O castelo de Voltaire em Ferney-Voltaire (Ain):
« Dizemos a eles que são homens como nós, que são resgatados do sangue de um Deus que morreu por eles, e então fazemos eles trabalharem como animais de carga; alimentamos eles mal, se querem fugir, cortamos uma perna, fazemos eles rodarem manualmente os moinhos de açúcar, depois de dar a eles uma perna de pau ; depois disto, nos atrevemos a falar do direito dos povos ! »
Voltaire, Ensaio sobre os costumes e o espírito das nações, 1756
Voltaire adquire a propriedade de Ferney em 1758 onde passa os seus últimos 20 anos de vida. Ele reconstrói completamente o castelo, arruma o parque e instala em uma edificação da propriedade, o teatro, onde ele atua quase que diariamente em sua peças.
Ferney se torna passagem obrigatória da elite de toda a Europa.
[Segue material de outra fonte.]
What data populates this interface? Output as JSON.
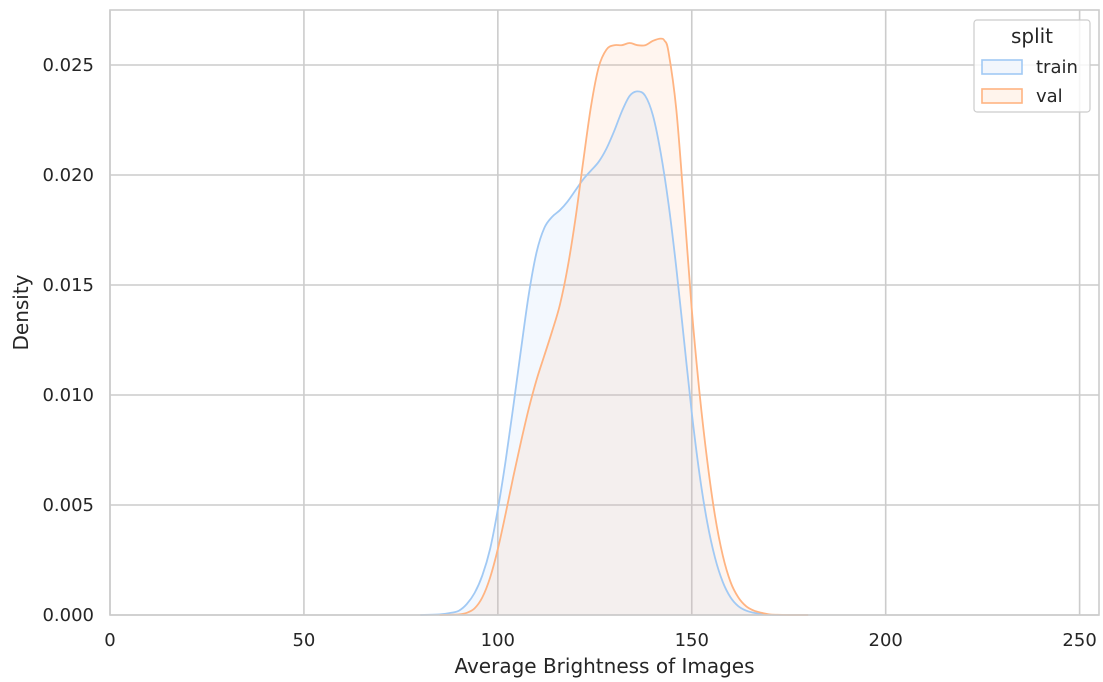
{
  "chart_data": {
    "type": "area",
    "title": "",
    "xlabel": "Average Brightness of Images",
    "ylabel": "Density",
    "xlim": [
      0,
      255
    ],
    "ylim": [
      0,
      0.0275
    ],
    "xticks": [
      0,
      50,
      100,
      150,
      200,
      250
    ],
    "yticks": [
      0.0,
      0.005,
      0.01,
      0.015,
      0.02,
      0.025
    ],
    "xtick_labels": [
      "0",
      "50",
      "100",
      "150",
      "200",
      "250"
    ],
    "ytick_labels": [
      "0.000",
      "0.005",
      "0.010",
      "0.015",
      "0.020",
      "0.025"
    ],
    "grid": true,
    "legend": {
      "title": "split",
      "placement": "top-right",
      "entries": [
        "train",
        "val"
      ]
    },
    "series": [
      {
        "name": "train",
        "color": "#a1c9f4",
        "fill": "#f2f6fc",
        "x": [
          80,
          85,
          88,
          90,
          92,
          94,
          96,
          98,
          100,
          102,
          104,
          106,
          108,
          110,
          112,
          114,
          116,
          118,
          120,
          122,
          124,
          126,
          128,
          130,
          132,
          134,
          136,
          138,
          140,
          142,
          144,
          146,
          148,
          150,
          152,
          154,
          156,
          158,
          160,
          162,
          164,
          166,
          168,
          170,
          172,
          175,
          180
        ],
        "y": [
          0.0,
          3e-05,
          0.0001,
          0.0002,
          0.0005,
          0.001,
          0.0018,
          0.003,
          0.0048,
          0.007,
          0.0095,
          0.0121,
          0.0146,
          0.0165,
          0.0176,
          0.0181,
          0.0184,
          0.0188,
          0.0193,
          0.0198,
          0.0202,
          0.0206,
          0.0212,
          0.022,
          0.0229,
          0.0236,
          0.0238,
          0.0236,
          0.0227,
          0.021,
          0.0187,
          0.0158,
          0.0125,
          0.0092,
          0.0064,
          0.0042,
          0.0026,
          0.0015,
          0.0008,
          0.0004,
          0.0002,
          0.0001,
          4e-05,
          1e-05,
          0.0,
          0.0,
          0.0
        ]
      },
      {
        "name": "val",
        "color": "#ffb482",
        "fill": "#fff4ec",
        "x": [
          85,
          90,
          92,
          94,
          96,
          98,
          100,
          102,
          104,
          106,
          108,
          110,
          112,
          114,
          116,
          118,
          120,
          122,
          124,
          126,
          128,
          130,
          132,
          134,
          136,
          138,
          140,
          142,
          143,
          144,
          146,
          148,
          150,
          152,
          154,
          156,
          158,
          160,
          162,
          164,
          166,
          168,
          170,
          172,
          175,
          180
        ],
        "y": [
          0.0,
          3e-05,
          0.0001,
          0.0003,
          0.0008,
          0.0017,
          0.003,
          0.0046,
          0.0063,
          0.0079,
          0.0094,
          0.0107,
          0.0118,
          0.0129,
          0.0141,
          0.0158,
          0.018,
          0.0206,
          0.0231,
          0.0249,
          0.0257,
          0.0259,
          0.0259,
          0.026,
          0.0259,
          0.0259,
          0.0261,
          0.0262,
          0.0261,
          0.0256,
          0.023,
          0.0186,
          0.0139,
          0.0101,
          0.007,
          0.0045,
          0.0027,
          0.0015,
          0.0008,
          0.0004,
          0.0002,
          0.0001,
          3e-05,
          1e-05,
          0.0,
          0.0
        ]
      }
    ]
  }
}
Neste retiro, Voltaire se dedica contra a injustiça da sociedade e defende as vítimas da intolerância política e religiosa. Ele publica o Dicionário filosófico, o Tratado da Tolerância, várias tragédias e peças de teatro; a sua correspondência se eleva a algo em torno de 6000 cartas.
Investe nos princípios filosóficos do século das Luzes, vez urbanista, vez empreendedor e patrono, ele transforma a senhoriagem de Ferney: ressecamento dos pântanos, urbanização, desenvolvimento do artesanato. A aldeia se tornava uma cidade próspera quando Voltaire quis ver Paris novamente e lá morreu em 1778.
O Estado adquiriu em 1999 o Castelo de Ferney, este lugar de memória onde Voltaire tanto escreveu para a defesa dos Direitos humanos.
Histórico:
Confrontando os direitos humanos da igualdade com a constatação das desigualdades, ele chega a pleitear para a aceitação dessas desigualdades vistas como “inevitáveis”.
Como ele não segue o caminho do abolicionismo e da liberdade, ele se dedica mais em pensamentos de uma melhoria progressiva ou de uma emancipação gradual.
No entanto, no final de sua vida, ele se empenhará de maneira mais direta e firme na denúncia dos últimos « escravos » na França, ou seja, os servos do Jura, em virtude do privilégio da Mão-morta, eram submetidos aos monges do capítulo de Saint-Claude no Jura.
A Mão-morta era a incapacidade que dominava os servos na França na Idade Média. O seu objetivo era de evitar que os bens passassem para pessoas de fora do senhorio. Assim, durante sua vida, o servo gozava de seus bens pessoais; ele dispunha de sua terra com a permissão de seu mestre, mas era privado da opção de escrever o seu testamento e, ao morrer, seus bens retornavam ao senhorio.
Em Franche-Comté, parece que um terço da população é servo. Nos campos da província, os lugares servis são onipresentes, exceto em torno de Besançon, pólo de franquia, e nas áreas de vinhedos. No geral, duas grandes áreas emergem: meirinhais de Amont do norte ou o atual Haute-Saône e o extremo sul com Haut-Jura. A maioria dos senhorios servis provêem da Igreja, em particular as duas abadias de Luxeuil e Saint-Claude. No século XVIII, essas duas regiões formam, de longe, o mais importante pólo servil da França: 75% dos servos e 50% das Mãos-mortas do reinado se encontram lá.
Essa situação foi então denunciada com rigor por Voltaire em Petição ao Rei para os servos de Saint-Claude, publicada em 1775.
“20.000 pais de família, agricultores da terra de suas 2 Borgonhas, ou servidores do exército de vossa Majestade, se jogam aos seus pés. Aqueles que entre nós são escravos de algumas abadias e de alguns capítulos, por um abuso fundado unicamente em títulos falsos, lhe pedem através de gritos e lágrimas, de pertencerem apenas à vossa Majestade... Vossa Majestade não sofrerá desta marca na qual o vosso reinado se encontra manchado sob um monarca, que desde a sua juventude, é o pai da pátria”
Pelo Édito de 8 de agosto de 1779, o rei Louis XVI aboliu a servidão e libertou todas “as mãos-mortas (os servos) dos domínios do Rei”, assim como os « homens do corpo », as pessoas sujeitas à «mortaille » e à « taille » nos domínios do reinado da França.
Mas essa realidade da servidão permanecerá em vigor nos domínios dos eclesiásticos até a Revolução, e a noite de 4 de agosto marcará o fim dos privilégios, libertando definitivamente os últimos servos do Reinado da França.